Abstract 7381: Mathematical modeling and validation of mechanistic target of rapamycin and N-myristoyltransferase signaling pathways in breast cancer

Abstract

Abstract Hormone receptor-positive (HR+) breast cancer (BC) makes up approximately 65% of all breast cancers diagnosed. The prognosis for early-stage disease is excellent with mainstay endocrine therapy (ET). Despite the effectiveness of standard ET, as many as 41% of HR+ early-stage BC diagnosed women will experience distant recurrence. The resistance to endocrine therapy and recurrence is partly attributed to the activation of the insulin pathway and the independence of HR+ BC cells on the ER pathway for their growth. Earlier, we demonstrated the crosstalk between insulin/mTOR and ER pathways. N-myristoyltransferase (NMT) exists in humans in two paralogues (NMT1 and NMT2) that catalyze myristoylation reaction. Recent studies from our laboratory demonstrated that NMTs are downstream targets of insulin and ER pathways.
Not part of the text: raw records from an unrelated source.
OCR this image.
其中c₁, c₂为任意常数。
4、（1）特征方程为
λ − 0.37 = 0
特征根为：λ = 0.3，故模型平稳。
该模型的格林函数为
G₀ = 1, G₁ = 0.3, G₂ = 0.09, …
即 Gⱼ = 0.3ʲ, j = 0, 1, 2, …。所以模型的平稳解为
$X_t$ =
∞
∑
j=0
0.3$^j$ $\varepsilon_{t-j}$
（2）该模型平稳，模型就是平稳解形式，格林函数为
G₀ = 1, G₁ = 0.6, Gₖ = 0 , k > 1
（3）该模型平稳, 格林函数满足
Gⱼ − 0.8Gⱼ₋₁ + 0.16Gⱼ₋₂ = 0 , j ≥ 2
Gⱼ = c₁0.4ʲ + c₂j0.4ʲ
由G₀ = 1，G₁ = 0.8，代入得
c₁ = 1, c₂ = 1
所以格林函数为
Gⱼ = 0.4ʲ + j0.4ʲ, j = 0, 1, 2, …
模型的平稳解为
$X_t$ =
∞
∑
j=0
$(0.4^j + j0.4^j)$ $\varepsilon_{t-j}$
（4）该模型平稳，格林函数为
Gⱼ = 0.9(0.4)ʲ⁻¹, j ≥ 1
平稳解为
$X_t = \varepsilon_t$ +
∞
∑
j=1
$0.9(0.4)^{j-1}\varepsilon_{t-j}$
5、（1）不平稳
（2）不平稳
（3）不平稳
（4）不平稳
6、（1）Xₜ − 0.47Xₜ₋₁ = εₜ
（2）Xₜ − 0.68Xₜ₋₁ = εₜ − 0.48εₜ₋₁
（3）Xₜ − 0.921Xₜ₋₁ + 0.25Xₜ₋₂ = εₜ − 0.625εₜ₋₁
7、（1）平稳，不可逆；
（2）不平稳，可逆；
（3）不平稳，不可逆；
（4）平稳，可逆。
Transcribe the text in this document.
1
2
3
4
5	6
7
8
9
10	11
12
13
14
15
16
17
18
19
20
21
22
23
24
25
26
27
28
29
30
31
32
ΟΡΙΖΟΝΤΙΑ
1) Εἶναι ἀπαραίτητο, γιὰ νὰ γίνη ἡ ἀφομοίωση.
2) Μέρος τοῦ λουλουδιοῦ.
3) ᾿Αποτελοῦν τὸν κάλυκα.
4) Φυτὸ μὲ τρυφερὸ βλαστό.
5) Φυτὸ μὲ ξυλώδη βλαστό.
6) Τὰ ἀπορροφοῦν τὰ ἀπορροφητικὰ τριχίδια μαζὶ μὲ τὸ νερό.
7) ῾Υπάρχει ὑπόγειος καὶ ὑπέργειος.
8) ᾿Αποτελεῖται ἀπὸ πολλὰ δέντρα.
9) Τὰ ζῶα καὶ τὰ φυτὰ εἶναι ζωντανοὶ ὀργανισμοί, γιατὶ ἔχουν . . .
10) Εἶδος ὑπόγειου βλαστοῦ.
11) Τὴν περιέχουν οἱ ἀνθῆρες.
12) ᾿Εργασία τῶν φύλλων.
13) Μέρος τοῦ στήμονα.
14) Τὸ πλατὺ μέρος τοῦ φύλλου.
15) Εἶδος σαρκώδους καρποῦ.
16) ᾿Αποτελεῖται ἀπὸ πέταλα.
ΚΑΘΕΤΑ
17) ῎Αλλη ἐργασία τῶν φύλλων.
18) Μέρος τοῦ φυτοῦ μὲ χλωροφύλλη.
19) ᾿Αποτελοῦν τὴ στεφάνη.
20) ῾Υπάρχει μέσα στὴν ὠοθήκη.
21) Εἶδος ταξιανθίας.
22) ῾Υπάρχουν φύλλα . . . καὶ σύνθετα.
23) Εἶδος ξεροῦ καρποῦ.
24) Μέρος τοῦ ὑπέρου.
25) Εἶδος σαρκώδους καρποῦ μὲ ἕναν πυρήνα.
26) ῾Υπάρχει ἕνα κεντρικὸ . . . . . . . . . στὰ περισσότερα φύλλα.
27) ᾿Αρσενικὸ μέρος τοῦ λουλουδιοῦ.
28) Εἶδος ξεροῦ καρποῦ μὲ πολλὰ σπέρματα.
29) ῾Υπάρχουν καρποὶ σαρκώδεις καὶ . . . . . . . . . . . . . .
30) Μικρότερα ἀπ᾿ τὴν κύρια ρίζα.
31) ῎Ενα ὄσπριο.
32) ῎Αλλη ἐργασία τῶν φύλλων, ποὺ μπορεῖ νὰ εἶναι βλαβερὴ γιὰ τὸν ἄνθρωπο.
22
In this study, we have designed mathematical models using differential equations to study the activation of the insulin pathway and its effect on NMT. The mathematical modeling incorporated the partition of cellular organelles and the sequential flow of information with cascades of equations representing signaling reactions. The activated mathematical model was designed by activating the insulin receptor (IR) or insulin-like growth factor receptor (IGF1R) and compared with the control model. The mathematical models were validated by wet lab experiments. The HR+ BC cells (MCF7) were treated with insulin or IGF1 for short term and long term. The expression patterns of NMT1, NMT2, and mTOR were determined by cell fractionation and western blot analysis. The results revealed the correlation between the differential expression patterns of NMTs and the proliferation of MCF7 cells when the insulin pathway was activated by insulin or IGF. The mathematical modeling was validated by simulations and data fittings. The results demonstrated that differential equation-based mathematical modeling could predict the NMT-related oncogenic changes in HR+ BC cells. Citation Format: Abinash Meher, Shailly Varma Shrivastav, Anouska Agarwal, Sheen Dube, Stephanie Portet, Anuraag Shrivastav. Mathematical modeling and validation of mechanistic target of rapamycin and N-myristoyltransferase signaling pathways in breast cancer [abstract]. In: Proceedings of the American Association for Cancer Research Annual Meeting 2024; Part 1 (Regular Abstracts); 2024 Apr 5-10; San Diego, CA. Philadelphia (PA): AACR; Cancer Res 2024;84(6_Suppl):Abstract nr 7381.